Frente  a la equivalencia de la providencia dictada en el país  solicitante, consideró la delegada que la acusación del  país requirente contiene en detalle los comportamientos  atribuidos, la respectiva adecuación típica, y tiene  como propósito dar lugar a la etapa de juicio y cumplimiento  de sentencia, la cual, guarda rasgos similares a la nacional.  

Finalmente,  en caso que la Corte acceda al concepto favorable, indicó, se  deberá condicionar en el sentido que la nación  pretendiente respete los derechos y garantías propias  consagrados en los artículos 11, 12 y 34 de la Carta Política.  

CONCEPTO   DE  LA  CORTE  

            

1. Aspectos          generales.  

El  14 de septiembre de 1979 se suscribió entre Colombia y los  Estados Unidos de América un «Tratado  de Extradición»,  que se encuentra vigente en la medida que las partes contratantes no  lo han dado por terminado, no lo han denunciado o celebrado uno  nuevo, ni han acudido a ninguno de los mecanismos previstos en la  «Convención  de Viena sobre el Derecho de los Tratados de 1969»  para finiquitarlo.  

A  pesar de lo anterior, actualmente no resulta posible aplicar sus  cláusulas,  ante la ausencia de una ley que lo incorpore al ordenamiento interno,  como lo exigen los artículos 150-14 y 241-10 de la  Constitución Política, pues aunque en el pasado se  expidieron con tal propósito las Leyes 27 de 1980 y 68 de  1986, la Corte Suprema de Justicia las declaró inexequibles  por vicios de forma1.  

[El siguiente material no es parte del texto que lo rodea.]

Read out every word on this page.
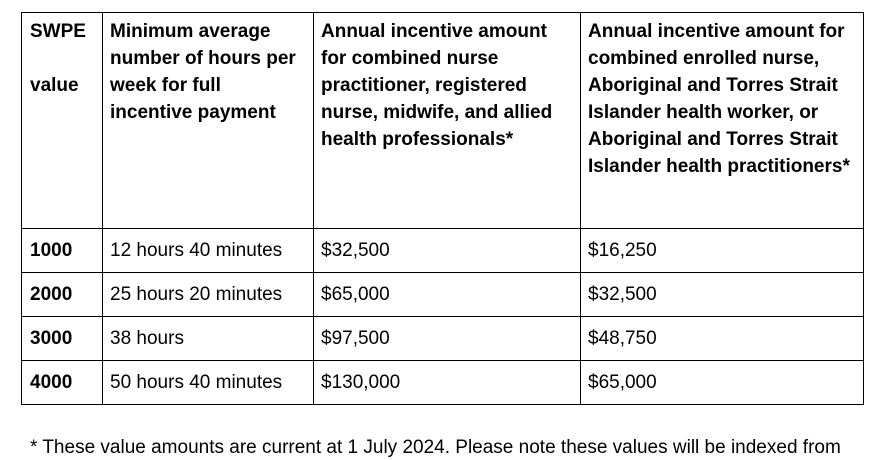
SWPE
value	Minimum average number of hours per week for full incentive payment	Annual incentive amount for combined nurse practitioner, registered nurse, midwife, and allied health professionals*	Annual incentive amount for combined enrolled nurse, Aboriginal and Torres Strait Islander health worker, or Aboriginal and Torres Strait Islander health practitioners*
1000	12 hours 40 minutes	$32,500	$16,250
2000	25 hours 20 minutes	$65,000	$32,500
3000	38 hours	$97,500	$48,750
4000	50 hours 40 minutes	$130,000	$65,000
* These value amounts are current at 1 July 2024. Please note these values will be indexed from
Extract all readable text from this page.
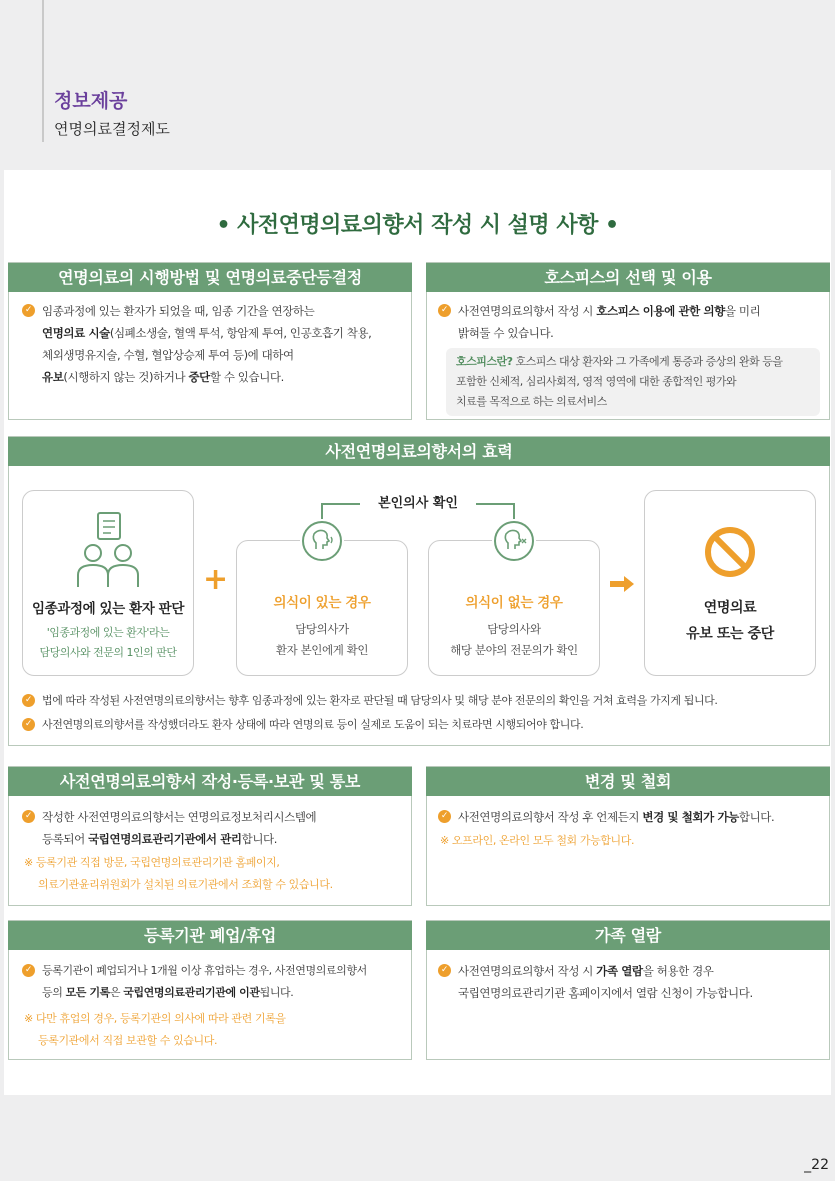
정보제공
연명의료결정제도
• 사전연명의료의향서 작성 시 설명 사항 •
연명의료의 시행방법 및 연명의료중단등결정
✓ 임종과정에 있는 환자가 되었을 때, 임종 기간을 연장하는
연명의료 시술(심폐소생술, 혈액 투석, 항암제 투여, 인공호흡기 착용,
체외생명유지술, 수혈, 혈압상승제 투여 등)에 대하여
유보(시행하지 않는 것)하거나 중단할 수 있습니다.
호스피스의 선택 및 이용
✓ 사전연명의료의향서 작성 시 호스피스 이용에 관한 의향을 미리
밝혀둘 수 있습니다.
호스피스란? 호스피스 대상 환자와 그 가족에게 통증과 증상의 완화 등을
포함한 신체적, 심리사회적, 영적 영역에 대한 종합적인 평가와
치료를 목적으로 하는 의료서비스
사전연명의료의향서의 효력
본인의사 확인
임종과정에 있는 환자 판단
'임종과정에 있는 환자'라는
담당의사와 전문의 1인의 판단
+
의식이 있는 경우
담당의사가
환자 본인에게 확인
의식이 없는 경우
담당의사와
해당 분야의 전문의가 확인
연명의료
유보 또는 중단
✓ 법에 따라 작성된 사전연명의료의향서는 향후 임종과정에 있는 환자로 판단될 때 담당의사 및 해당 분야 전문의의 확인을 거쳐 효력을 가지게 됩니다.
✓ 사전연명의료의향서를 작성했더라도 환자 상태에 따라 연명의료 등이 실제로 도움이 되는 치료라면 시행되어야 합니다.
사전연명의료의향서 작성·등록·보관 및 통보
✓ 작성한 사전연명의료의향서는 연명의료정보처리시스템에
등록되어 국립연명의료관리기관에서 관리합니다.
※ 등록기관 직접 방문, 국립연명의료관리기관 홈페이지,
의료기관윤리위원회가 설치된 의료기관에서 조회할 수 있습니다.
변경 및 철회
✓ 사전연명의료의향서 작성 후 언제든지 변경 및 철회가 가능합니다.
※ 오프라인, 온라인 모두 철회 가능합니다.
등록기관 폐업/휴업
✓ 등록기관이 폐업되거나 1개월 이상 휴업하는 경우, 사전연명의료의향서
등의 모든 기록은 국립연명의료관리기관에 이관됩니다.
※ 다만 휴업의 경우, 등록기관의 의사에 따라 관련 기록을
등록기관에서 직접 보관할 수 있습니다.
가족 열람
✓ 사전연명의료의향서 작성 시 가족 열람을 허용한 경우
국립연명의료관리기관 홈페이지에서 열람 신청이 가능합니다.
_22
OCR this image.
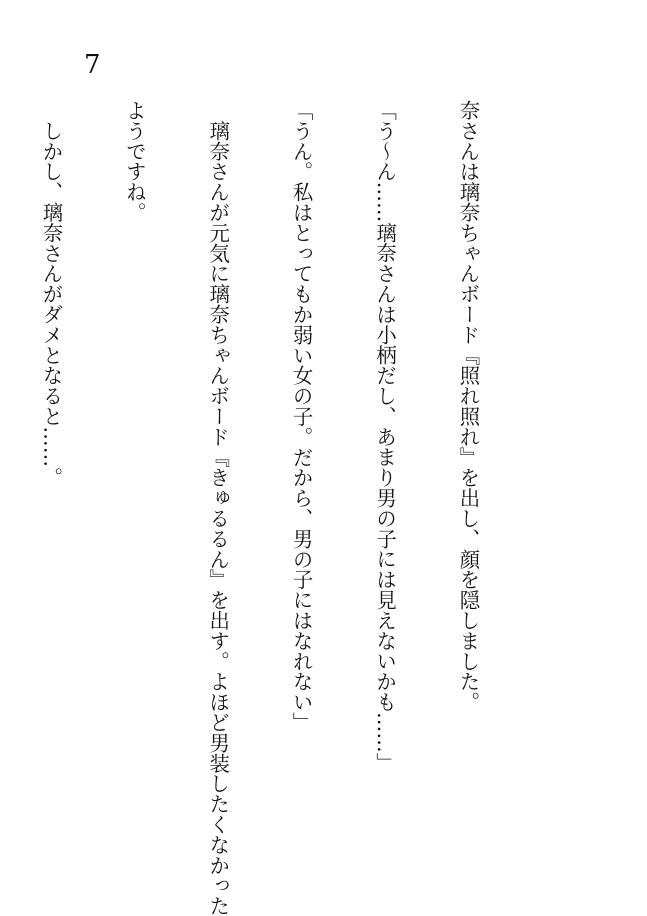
7

奈さんは璃奈ちゃんボード『照れ照れ』を出し、顔を隠しました。

「う〜ん……璃奈さんは小柄だし、あまり男の子には見えないかも……」

「うん。私はとってもか弱い女の子。だから、男の子にはなれない」

　璃奈さんが元気に璃奈ちゃんボード『きゅるるん』を出す。よほど男装したくなかった

ようですね。

　しかし、璃奈さんがダメとなると……。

Por  esa razón, la  competencia de la Corporación, en cuanto a la procedencia de  extraditar o no a una persona solicitada por el gobierno  norteamericano, se circunscribe a constatar el cumplimiento de las  exigencias contenidas en las normas del Código de  Procedimiento Penal vigente al momento de ocurrencia de los hechos  –Ley 600 de 2000 o 906 de 2004-, toda vez que éstas  regulan la materia y posibilitan cumplir con los compromisos de  cooperación judicial adquiridos por Colombia, orientados a  fortalecer la lucha contra la criminalidad transnacional.  

Ahora  bien, tal y como lo certificó el Ministerio de Relaciones  Exteriores, entre nuestra República y los Estados Unidos de  América se encuentra vigente la «Convención  de Naciones Unidas contra el tráfico ilícito de  estupefacientes y sustancias sicotrópicas»,  suscrita en Viena el 20 de diciembre de 1988, cuyo artículo 6  prevé: «4.  Las partes que no supediten la extradición a la existencia de  un tratado reconocerán los delitos a los que se aplica el  presente artículo como casos de extradición entre  ellas» y  «5.  La extradición estará sujeta a las condiciones  previstas por la legislación de la Parte requerida o por los  tratados de extradición aplicables, incluidos los motivos por  los que la Parte requerida puede denegar la extradición».  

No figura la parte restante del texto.